Jackelline Lopes, mãe de Kethlen Romeu, publicou nesta segunda-feira (8) um desabafo nas redes sociais. Há cinco anos, a modelo e designer de interiores morreu aos 24 anos. Em 8 de junho de 2021, ela foi atingida por um tiro de fuzil no tórax durante uma operação da Polícia Militar no Complexo do Lins. Ela estava grávida.
“Hoje, logo eu, a rainha da escrita, das belas palavras, do luto poético, que ama tudo intensamente e quando odeia, é na mesma proporção, farei talvez uma escrita sucinta, porque estou apática, vazia, com dores ‘sem motivos’ por todo corpo, me sentindo um lixo, me sentindo um nada, com lágrimas escoando de tempo em tempo, com o peito apertado, ansiedades, sem saber pra onde ir, sem saber o que fazer. Aliás, nada que faça muda o cenário!”, começou ela.
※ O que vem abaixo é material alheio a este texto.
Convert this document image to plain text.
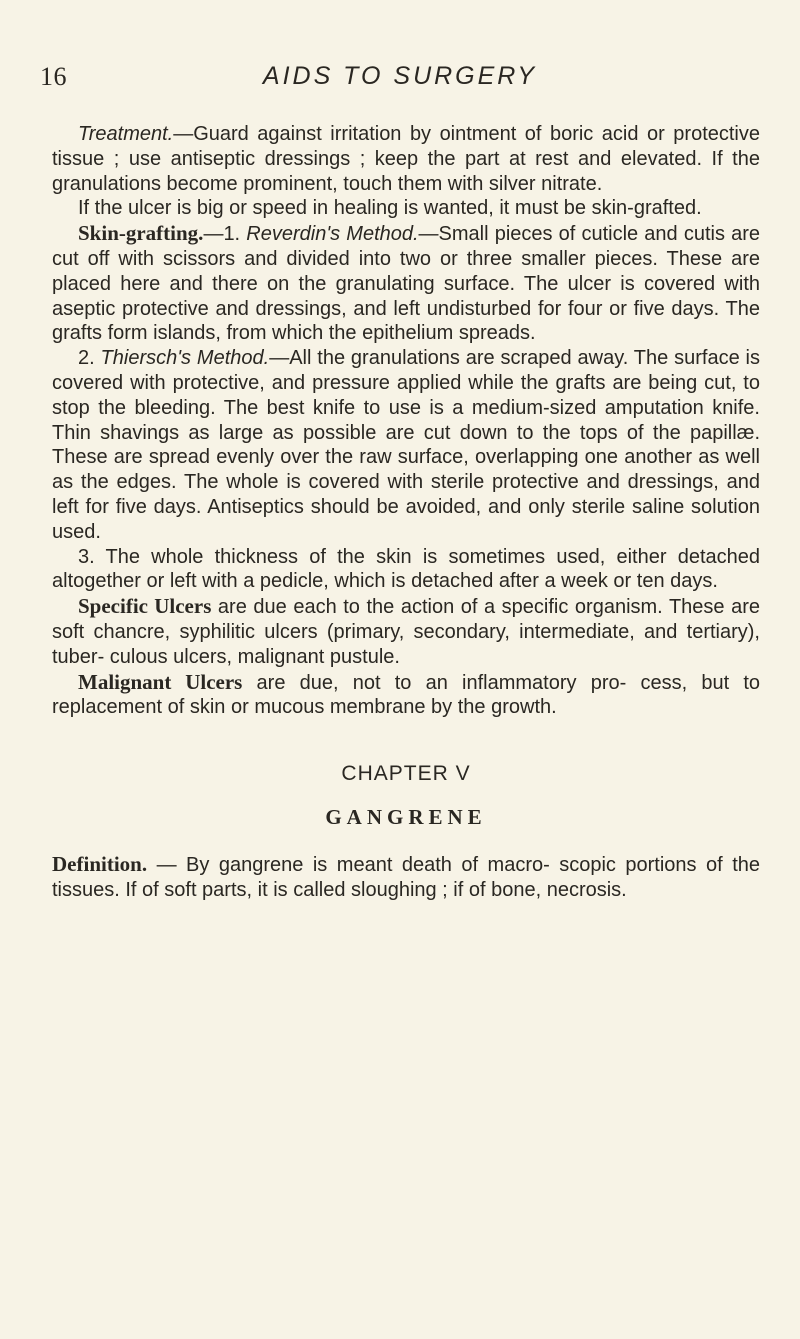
16	AIDS TO SURGERY

Treatment.—Guard against irritation by ointment of boric acid or protective tissue ; use antiseptic dressings ; keep the part at rest and elevated. If the granulations become prominent, touch them with silver nitrate.

If the ulcer is big or speed in healing is wanted, it must be skin-grafted.

Skin-grafting.—1. Reverdin's Method.—Small pieces of cuticle and cutis are cut off with scissors and divided into two or three smaller pieces. These are placed here and there on the granulating surface. The ulcer is covered with aseptic protective and dressings, and left undisturbed for four or five days. The grafts form islands, from which the epithelium spreads.

2. Thiersch's Method.—All the granulations are scraped away. The surface is covered with protective, and pressure applied while the grafts are being cut, to stop the bleeding. The best knife to use is a medium-sized amputation knife. Thin shavings as large as possible are cut down to the tops of the papillæ. These are spread evenly over the raw surface, overlapping one another as well as the edges. The whole is covered with sterile protective and dressings, and left for five days. Antiseptics should be avoided, and only sterile saline solution used.

3. The whole thickness of the skin is sometimes used, either detached altogether or left with a pedicle, which is detached after a week or ten days.

Specific Ulcers are due each to the action of a specific organism. These are soft chancre, syphilitic ulcers (primary, secondary, intermediate, and tertiary), tuber- culous ulcers, malignant pustule.

Malignant Ulcers are due, not to an inflammatory pro- cess, but to replacement of skin or mucous membrane by the growth.

CHAPTER V
GANGRENE

Definition. — By gangrene is meant death of macro- scopic portions of the tissues. If of soft parts, it is called sloughing ; if of bone, necrosis.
A mãe da modelo disse que ainda espera justiça. “Sigo sabendo de tudo que aconteceu, não acreditando em nada e muito menos aceitando! Só sigo! Seguindo a vida, os ventos que nos direcionam e acima de tudo movida a amor. Pelo seu amor! O maior, o melhor, o infinito, aquela que ‘chega a doer’! Sigo num modo automático organizando missa e tudo mais que tem que ser feito por você, mas viro a cara para o real motivo dessas movimentações. Dormi me esgoelando, gritando pela casa que quero vocês! No mesmo instante pedi a Deus pra tirar, porque já não a suporto mais. Veio um filme atormentador da notícia, de como te vi no hospital e da última vez que pude te tocar! Precisei me medicar pra suportar o hoje e conseguir estar aqui, mais uma vez te honrando!”, declarou ela.
A mãe da jovem, que se tornou ativista contra a violência policial, refletiu sobre o momento que vive. “Não sabia que a dor me traria um dom, mas tudo que vem de você, não importa como, é bonito, encantador e perfeito. Falar de você será sempre um prazer, mesmo com a alma sangrando, porque você é maior que toda dor que eu possa sentir! Você é vida, é movimento, e legado, é amor, resistência. Você é o amor da minha vida todinha aqui ou em qualquer outra que possa existir! Certamente existe! Seria um grande desperdício de Deus fazer uma obra tão linda e completa e acabar com ela tão precocemente! Se tem algo que acredito nessa bagunça do cacete que se tornou minha vida, é que vocês VIVEM e que iremos nos reencontrar”, insistiu ela.
Ao final, ela disse que segue esperando que a lei seja cumprida. “Ouvi que mesmo triste eu estava bonita. Não tive dúvidas que é sua luz me resplandecendo! Hoje, completam 5 anos sem vocês e sem o mínimo de reparação social que dão o nome de justiça! Triste, abatida, cansada, mas jamais desistirei de honrá-los! Justiça ao máximo rigor da lei é o que irei buscar até o fim. Sigam na luz e nos iluminando”.
Também nesta segunda-feira (8), uma missa será realizada em homenagem à Kethlen Romeu. Ela será realizada às 19h, na Paróquia Santa Bernadete, na Av. dos Democráticos, 896, Higienópolis.
Os policiais militares Rodrigo Correia de Frias e Marcos Felipe da Silva Salviano serão levados a júri popular pela morte da modelo. O julgamento ainda não foi marcado. Em março, a 6ª Câmara Criminal do Tribunal de Justiça do Rio de Janeiro condenou três policiais militares por fraudar a cena da morte: Rodrigo Correia de Frias, Marcos Felipe da Silva Salviano e Rafael Chaves de Oliveira. Todos responderam por inovar artificiosamente o estado de lugar, crime previsto no artigo 23 da Lei de Abuso de Autoridade.